Le garde des Sceaux n'est en effet pas lié par les commissions locales DPS, qui formulent des avis. Pour preuve, et c'était l'objet du débat contradictoire avec Jean Castex, la commission locale de Poissy avait, pour la troisième fois, émis un avis favorable à la levée du statut dans le cadre du rapprochement familial. Un mois plus tard, Jean Castex prend une décision contraire, donc politique, non fondée sur l'avis, pour maintenir le statut.
Sur la question des recours devant le tribunal administratif, un des éléments de l'histoire des demandes de maintien ou de levée de statut de DPS d'Yvan Colonna correspond à la mise en exergue d'un excès de pouvoir par le tribunal administratif de Toulon en 2011 avec la réunion d'une fausse commission locale DPS. Si la cour administrative d'appel de Marseille a donné raison au tribunal, le Conseil d'État a donné raison à la Chancellerie, en se référant au simple fait que les avis de la commission ne liaient pas le ministre et que, quels que soient ces avis, le choix incombait à celui-ci. Cependant, cela n'enlève pas l'intention de nuire qui a été fomentée et qui a été identifiée par le tribunal administratif de Toulon. En effet, une fausse réunion anonyme s'est tenue en 2011, avec de faux documents donnés par la DAP de l'époque. J'entends la difficulté de trancher ce débat pour l'avenir, mais il existe aussi un besoin de reconnaissance de ce qui s'est passé. Comment fait-on ? MM. Colonna et Elong Abé étaient tous les deux soumis au statut de DPS, ils étaient dans une maison centrale comptant seulement 127 détenus, 15 DPS et 4 TIS, qui n'était pas en situation de surpopulation carcérale – même si des problèmes de moyens et d'absentéisme se posent. Comment cela a-t-il pu se passer, alors que la seule conséquence du statut de DPS est la surveillance accrue ?

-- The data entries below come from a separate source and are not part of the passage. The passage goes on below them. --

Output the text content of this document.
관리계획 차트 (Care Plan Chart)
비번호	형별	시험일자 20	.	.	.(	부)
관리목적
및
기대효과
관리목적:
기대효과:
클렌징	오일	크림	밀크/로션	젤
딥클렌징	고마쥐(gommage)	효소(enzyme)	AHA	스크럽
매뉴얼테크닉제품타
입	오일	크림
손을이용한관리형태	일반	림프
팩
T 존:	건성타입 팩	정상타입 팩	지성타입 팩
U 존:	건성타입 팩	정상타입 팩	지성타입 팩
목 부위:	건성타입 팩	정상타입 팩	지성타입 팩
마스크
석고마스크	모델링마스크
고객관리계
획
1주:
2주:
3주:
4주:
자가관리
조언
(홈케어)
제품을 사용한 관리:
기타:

Je vous remercie sincèrement d'avoir nourri les travaux de notre commission avec beaucoup de détails, de sincérité et de clarté. Même si vous n'avez pas donné de position sur les avis, vous avez joué franchement le jeu de la commission, ce qui n'a pas été le cas de toutes les personnes auditionnées. Je vous remercie enfin pour le débat contradictoire qui a eu lieu et qui contribue à enrichir nos travaux.